WWE Hell in a Cell 2012: Why Ryback Should Have Won

Erik Beaston@@ErikBeastonFeatured ColumnistOctober 29, 2012

Photo Credit: WWE.com
Photo Credit: WWE.com

CM Punk retaining his WWE Championship at Sunday's Hell in a Cell was the right decision. For the long-term health of World Wrestling Entertainment, it needed to stay the course and not do anything radical in the face of recent damning television ratings.

The company has been eying a WWE title match between The Rock and CM Punk since the Raw 1,000 show went off the air, and derailing Punk's momentum with a gap in his nearly year-long title reign would be harmful to the hype of that bout.

Now that we know the actual finish, let us take a look at why Ryback should have left the annual October event as the new WWE champion.

Heading into Sunday's show, Ryback was the hottest star in the company. A performer who, by chance, was thrown into a last-minute showdown with CM Punk at the conclusion of Raw, the sudden backup plan if John Cena was unable to perform at Hell in a Cell, the fans reacted to him in a way they had been hesitant to while he was rolling over jobbers.

The fans saw him as the perfect opponent for the current WWE champion. Punk is a loud-mouth villain who speaks his mind but lately has been hesitant to back it up. Ryback is a destructive beast of a man who cares far more about destroying his opponent in the ring than he does about a championship.

In some ways, he is a return to the Attitude Era, where guys would fight first and talk later.

At a time when enthusiasm about the current product is very low and interest is even lower, freshening things up with a new face, scoring a huge win over a Superstar so good he has held the WWE Championship for nearly a year, would have been a huge boost to Ryback and announced his arrival to fans as the guy.

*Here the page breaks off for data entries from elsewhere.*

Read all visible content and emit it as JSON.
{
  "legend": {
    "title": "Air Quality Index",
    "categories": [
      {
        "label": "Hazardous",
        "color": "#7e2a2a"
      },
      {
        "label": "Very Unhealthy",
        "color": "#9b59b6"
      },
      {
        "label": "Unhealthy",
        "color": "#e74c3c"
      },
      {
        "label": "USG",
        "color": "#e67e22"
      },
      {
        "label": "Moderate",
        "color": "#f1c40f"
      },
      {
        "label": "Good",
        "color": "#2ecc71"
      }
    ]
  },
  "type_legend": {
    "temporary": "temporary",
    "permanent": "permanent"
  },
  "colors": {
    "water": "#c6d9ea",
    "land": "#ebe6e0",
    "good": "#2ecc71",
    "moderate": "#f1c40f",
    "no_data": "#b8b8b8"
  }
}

It did not happen Sunday night, but that does not mean it will not happen.

At the very least, Ryback proved he can handle himself in the main event. While the fan reaction was not quite what it could have been, the fans in Atlanta proved to be disappointing in their reactions for a number of matches, the World Heavyweight Championship match being the exception.

Now with one pay-per-view main event under his belt, Ryback can continue to be the beneficiary of a push that will eventually pay off with a major championship victory.

He can be thrown into matches with other established stars and gain more experience as a top star, giving the fans more time to get behind him and support him. Then, when he finally does capture his first heavyweight championship, the fans will give him the reaction the company is undoubtedly hoping for.